Ya saben ustedes que después de una vida plagada de batallas, intrigas y política, el emperador Carlos V decidió retirarse al monasterio de Yuste, después de ceder el poder a su hijo Felipe II. Uno lee esto y lo une con el afán por la cristiandad del protagonista, a pesar de algunos encuentros más que graves con la Iglesia, y piensa en un retiro sosegado de meditación y oración. Efectivamente así lo hizo, y Carlos V oró mucho y meditó aún más. Pero como ya había demostrado en multitud de ocasiones a lo largo de los años no era un tipo mal orientado mentalmente y tomó sus medidas para hacer el retiro más llevadero.

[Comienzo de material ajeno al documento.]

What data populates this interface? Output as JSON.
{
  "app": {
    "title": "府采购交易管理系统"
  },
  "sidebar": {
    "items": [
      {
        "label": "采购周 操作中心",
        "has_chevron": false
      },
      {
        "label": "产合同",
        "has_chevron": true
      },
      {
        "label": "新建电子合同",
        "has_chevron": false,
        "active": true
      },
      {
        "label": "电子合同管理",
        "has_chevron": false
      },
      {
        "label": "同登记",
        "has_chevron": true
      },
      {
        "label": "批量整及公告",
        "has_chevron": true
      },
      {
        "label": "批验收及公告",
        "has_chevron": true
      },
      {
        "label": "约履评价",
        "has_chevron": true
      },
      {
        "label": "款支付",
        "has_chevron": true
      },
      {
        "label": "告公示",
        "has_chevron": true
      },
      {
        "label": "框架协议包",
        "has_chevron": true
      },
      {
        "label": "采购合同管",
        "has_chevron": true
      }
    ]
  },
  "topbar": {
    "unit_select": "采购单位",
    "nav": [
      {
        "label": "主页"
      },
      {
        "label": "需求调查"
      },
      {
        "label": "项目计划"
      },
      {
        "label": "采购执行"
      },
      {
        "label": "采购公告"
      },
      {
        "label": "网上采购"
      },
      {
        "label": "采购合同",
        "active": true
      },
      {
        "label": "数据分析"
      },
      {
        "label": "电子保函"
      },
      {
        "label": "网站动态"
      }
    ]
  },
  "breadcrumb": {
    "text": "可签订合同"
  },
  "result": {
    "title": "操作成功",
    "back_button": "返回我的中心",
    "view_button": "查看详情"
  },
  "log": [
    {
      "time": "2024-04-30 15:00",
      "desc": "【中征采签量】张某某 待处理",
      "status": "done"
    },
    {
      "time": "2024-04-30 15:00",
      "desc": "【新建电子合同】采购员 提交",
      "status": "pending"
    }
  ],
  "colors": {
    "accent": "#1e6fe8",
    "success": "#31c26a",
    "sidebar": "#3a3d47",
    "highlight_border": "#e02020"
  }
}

Oración; sí. Paseos; también. Reposo; por supuesto. Meditación; mucha; Pero también otras cosas. Por ejemplo, se llevó a su retiro su colección de relojes, con los que disfrutaba enormemente. Y no solo esto, sino que también se llevó a su relojero particular, Juanelo Turriano, para que cuidara de la colección y construyera artilugios mecánicos para asombrar y deleitar al emperador. Los soldaditos de plomo que atesoraba también viajaron hasta aquel monasterio y constituían otro de sus entretenimientos.
Placeres mundanos todos estos para disfrutar en un monasterio, pero no acaba aquí la cosa. ¿Cuál es el placer más mundano de todos? Quizás los manjares. Pues de ellos también iba bien servido nuestro amigo Carlos V. Las perdices, bizcochos, ostras, salchichas y, sobretodo, la cerveza fría, eran comunes en su mesa y las consumía en cantidad y con gran deleite. Amigos, dos de las mejores cosas de este mundo para Carlos V, estaban en aquel retiro: soldaditos de plomo y cerveza. Ya no parece que fuera tan aburrido aquel monasterio.
Pero lo que más me ha llamado la atención ha sido que el emperador no pudo vivir sus últimos años sin las anchoas del Cantábrico. Se las hacía traer periódicamente para ponerlas en su mesa. Sin duda sorprendente y todo un triunfo para este producto. Ahora, cada vez que coman ustedes anchoas del Cantábrico piensen en que están deleitándose con un manjar de emperadores.